Jakie są konsekwencje większych wydatków?
Wobec oczywistego niedostatku w budżecie domowym, spora część Polaków decyduje się na skorzystanie z dodatkowego wsparcia. 13% ankietowanych zadeklarowało, że posiłkować się będzie oszczędnościami, 8% poprosi o pomoc rodzinę, zaś 2% weźmie kredyt lub pożyczkę. Należy pamiętać jednak, że są to dane, które ankietowani podali w stosunku do swoich przyszłych planów, natomiast badania firmy Ipsos z 2014 roku pokazały, że w praktyce aż 85% z nas pożycza co najmniej 510 zł przy okazji Świąt.
Niedostosowany budżet i nieprzemyślane pożyczki skutkują zaciąganiem tzw. „kredytu kupieckiego”, czyli opóźniania opłat za usługi bieżące – media, telefon, internet, a nawet czynsz. W badaniach wielokrotnego wyboru, przeprowadzonych przez Millward Brown, z osób zapytanych o to, kiedy zdarza im się mieć problemy z opłacaniem rachunków 49% wskazało grudzień, 29% styczeń, a 10% luty. A to oznacza, że w grudniowe wydatki ciągną się za nami aż do wiosny i w międzyczasie mogą generować kolejne zadłużenia. W taką pułapkę może wpaść 12% ankietowanych, którzy stwierdzili, że opłacają bieżące rachunki ustawiając je w kolejności ważności, w zależności od tego, w jakiej są obecnie sytuacji finansowej.
Jak rozsądnie gospodarować pieniędzmi żeby nie wpaść w długi?
W większości wypadków, wystarczy mierzyć siły na zamiary, czyli nie pozwalać sobie na wydatki, które przekraczają kwotę pozostałą nam po opłaceniu czynszu, mediów i innych zobowiązań stałych, w tym również jedzenia. Aby zaś wiedzieć dokładnie jaką kwotą dysponujemy, najlepiej zacząć prowadzić domowy budżet w formie pisemnej, co wymaga trochę pracy, ale daje wymierne efekty.

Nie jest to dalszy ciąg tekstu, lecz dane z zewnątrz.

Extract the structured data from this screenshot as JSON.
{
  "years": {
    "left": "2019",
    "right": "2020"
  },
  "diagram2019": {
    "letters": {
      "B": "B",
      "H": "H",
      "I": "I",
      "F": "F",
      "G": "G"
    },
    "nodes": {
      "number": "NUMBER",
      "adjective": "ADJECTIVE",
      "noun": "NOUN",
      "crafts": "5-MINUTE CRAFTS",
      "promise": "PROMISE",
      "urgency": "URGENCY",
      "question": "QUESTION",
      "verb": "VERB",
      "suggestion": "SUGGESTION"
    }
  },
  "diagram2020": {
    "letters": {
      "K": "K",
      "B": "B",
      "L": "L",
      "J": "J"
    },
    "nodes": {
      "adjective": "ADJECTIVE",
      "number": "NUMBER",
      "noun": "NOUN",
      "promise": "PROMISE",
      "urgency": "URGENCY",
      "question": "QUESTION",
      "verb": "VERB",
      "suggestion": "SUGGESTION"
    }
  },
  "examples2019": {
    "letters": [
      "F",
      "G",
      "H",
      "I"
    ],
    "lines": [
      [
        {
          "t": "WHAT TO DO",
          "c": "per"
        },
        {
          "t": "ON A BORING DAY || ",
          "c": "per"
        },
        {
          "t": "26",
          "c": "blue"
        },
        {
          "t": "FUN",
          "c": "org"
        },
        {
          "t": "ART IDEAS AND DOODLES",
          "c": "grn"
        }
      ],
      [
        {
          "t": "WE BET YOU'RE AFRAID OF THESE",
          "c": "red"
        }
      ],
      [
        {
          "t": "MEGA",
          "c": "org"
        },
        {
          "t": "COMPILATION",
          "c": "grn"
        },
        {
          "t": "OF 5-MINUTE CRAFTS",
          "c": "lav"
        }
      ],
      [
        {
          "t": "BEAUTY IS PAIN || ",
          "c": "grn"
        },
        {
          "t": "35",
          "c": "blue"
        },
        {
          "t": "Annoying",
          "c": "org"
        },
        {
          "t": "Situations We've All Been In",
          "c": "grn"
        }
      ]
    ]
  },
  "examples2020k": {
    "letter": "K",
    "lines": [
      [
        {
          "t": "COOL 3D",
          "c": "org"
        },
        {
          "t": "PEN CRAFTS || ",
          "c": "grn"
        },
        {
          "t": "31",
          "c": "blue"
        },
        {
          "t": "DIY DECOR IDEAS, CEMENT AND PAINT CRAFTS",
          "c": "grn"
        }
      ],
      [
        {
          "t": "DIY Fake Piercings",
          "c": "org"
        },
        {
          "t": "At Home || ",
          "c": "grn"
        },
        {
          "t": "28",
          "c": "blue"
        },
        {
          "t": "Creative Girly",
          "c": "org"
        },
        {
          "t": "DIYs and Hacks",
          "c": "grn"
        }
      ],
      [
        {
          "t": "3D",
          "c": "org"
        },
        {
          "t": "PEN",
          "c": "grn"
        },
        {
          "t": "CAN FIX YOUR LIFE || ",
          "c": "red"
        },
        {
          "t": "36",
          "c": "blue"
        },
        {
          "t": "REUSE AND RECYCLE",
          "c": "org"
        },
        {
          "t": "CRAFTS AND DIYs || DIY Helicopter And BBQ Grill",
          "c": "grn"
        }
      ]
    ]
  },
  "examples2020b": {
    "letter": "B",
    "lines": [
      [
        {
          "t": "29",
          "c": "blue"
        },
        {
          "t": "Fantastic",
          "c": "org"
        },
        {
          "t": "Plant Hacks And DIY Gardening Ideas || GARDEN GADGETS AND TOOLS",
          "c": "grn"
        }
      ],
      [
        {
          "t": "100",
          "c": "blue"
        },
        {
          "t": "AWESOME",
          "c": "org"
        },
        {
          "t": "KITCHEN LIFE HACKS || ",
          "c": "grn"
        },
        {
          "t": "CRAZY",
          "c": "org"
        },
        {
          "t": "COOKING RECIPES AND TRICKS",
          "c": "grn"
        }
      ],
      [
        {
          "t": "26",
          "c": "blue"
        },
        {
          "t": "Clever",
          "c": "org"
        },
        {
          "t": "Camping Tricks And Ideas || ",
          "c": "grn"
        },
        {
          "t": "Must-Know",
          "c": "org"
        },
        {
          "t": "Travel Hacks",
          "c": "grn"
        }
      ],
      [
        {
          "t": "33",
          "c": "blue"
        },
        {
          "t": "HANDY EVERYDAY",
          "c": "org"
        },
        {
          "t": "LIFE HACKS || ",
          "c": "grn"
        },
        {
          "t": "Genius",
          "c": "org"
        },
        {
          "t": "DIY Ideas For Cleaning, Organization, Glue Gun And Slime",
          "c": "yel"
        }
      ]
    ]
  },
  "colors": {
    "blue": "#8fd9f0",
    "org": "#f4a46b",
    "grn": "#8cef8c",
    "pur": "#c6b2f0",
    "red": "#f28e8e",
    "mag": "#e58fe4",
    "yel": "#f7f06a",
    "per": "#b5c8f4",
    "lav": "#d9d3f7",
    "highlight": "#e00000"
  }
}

Również decydując się na pożyczkę lub kredyt, należy dobrze przyjrzeć się jej warunkom i przeliczyć, czy w połączeniu z innymi wydatkami, nie będzie stanowić zbytniego obciążenia. Kuszące nas 600 zł z terminem spłaty za 30 dni, może okazać się początkiem problemów, jeśli miesięcznie dysponujemy tylko 200 zł dochodu wolnymi od innych zobowiązań. Choć planowanie długofalowe może wydawać się trudne, to w Internecie znajdziemy wiele pomocnych narzędzi, a jeśli będziemy wytrwali, to w kolejnym roku będziemy mogli pozwolić sobie na więcej.